Melalui Nawa Cita bidang pendidikan pemerintah mencanangkan upaya peningkatan kualitas pendidikan dan pelatihan dengan program Indonesia Pintar Wajib Belajar 12 Tahun bebas pungutan.
Kementerian Pendidikan dan Kebudayaan (Kemendikbud) atau yang dalam hal ini memiliki tanggung jawab mewujudkan cita-cita tersebut, telah merancang sejumlah program prioritas. Di antaranya, kartu Indonesia pintar (KIP), penguatan pendidikan karakter (PPK), serta peningkatan profesi guru (PPG).
Menurut Menteri Pendidikan dan Kebudayaan (Mendikbud) Muhadjir Effendy, pihaknya akan mengupayakan percepatan penyaluran KIP agar tepat waktu dan tepat sasaran, sesuai dengan target penyaluran KIP terhadap 19,7 juta siswa mulai tingkat SD sampai SLTA.

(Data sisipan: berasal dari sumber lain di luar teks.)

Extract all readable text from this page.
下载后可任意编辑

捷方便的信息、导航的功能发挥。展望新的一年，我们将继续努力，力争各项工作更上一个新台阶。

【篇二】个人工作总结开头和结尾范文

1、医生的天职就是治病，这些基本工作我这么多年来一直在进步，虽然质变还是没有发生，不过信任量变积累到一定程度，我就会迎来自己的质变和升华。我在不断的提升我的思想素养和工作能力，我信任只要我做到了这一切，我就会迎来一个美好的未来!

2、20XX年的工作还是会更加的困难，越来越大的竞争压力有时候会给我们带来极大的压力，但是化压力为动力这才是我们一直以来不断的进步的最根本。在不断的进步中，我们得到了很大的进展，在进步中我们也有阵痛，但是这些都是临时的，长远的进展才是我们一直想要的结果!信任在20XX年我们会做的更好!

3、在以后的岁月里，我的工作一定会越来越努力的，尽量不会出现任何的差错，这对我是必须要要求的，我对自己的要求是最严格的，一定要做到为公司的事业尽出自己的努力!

"Alhamdulillah penyaluran KIP saat ini sudah mencapai lebih dari 85%. Anak yatim dan panti asuhan juga sudah diatur supaya bisa menerima dan menikmati KIP," ujarnya dikutip melalui website resmi Kemendikbud.go.id.
Dijelaskan, anak yatim dan panti asuhan sebelumnya memiliki status 'unik' lantaran sudah tidak tercantum dalam kartu keluarga sehingga dampaknya anak-anak tersebut tidak bisa menerima KIP apalagi merasakan manfaatnya.
Lebih lanjut, selain KIP, pemerintah tengah fokus pada penguatan pendidikan karakter (PPK). Pada level SD, pendidikan karakter mendapat porsi 70%, sedangkan budi pekerti 30% sehingga jelas betapa penting pendidikan karakter ditanamkan sejak dini.
Faktanya, pendidikan karakter tidak hanya menjadi fokus Indonesia, tetapi juga banyak negara di dunia. Pada Konferensi Tingkat Tinggi ke-49 di Jakarta, Juli 2017, hampir semua menteri pendidikan mengakui krisis karakter di negara masing-masing.
"Mereka menyadari selama ini fokus pendidikan adalah mengejar ketertinggalan pendidikan sehingga kurang fokus dalam pendidikan karakter. Karena itu, pendidikan karakter sudah menjadi perhatian bersama," tegasnya.
Catatan pemerintah
Di sisi lain, pengamat pendidikan Doni Koesoema mengungkapkan masih ada sekolah percobaan yang tidak berhasil melaksanakan PPK. Ketika diverifikasi, itu terjadi karena faktor kepemimpinan sekolah yang kurang terbuka terhadap ide-ide baru yang mestinya diimplementasikan.
"Ini harus menjadi catatan kementerian. Di beberapa tempat, meskipun sudah ada Perpres tentang PPK masih banyak kepala dinas yang belum memahami PPK sehingga tidak mendukung inovasi dan kreasi sekolah dalam pengembangan PPK," jelasnya.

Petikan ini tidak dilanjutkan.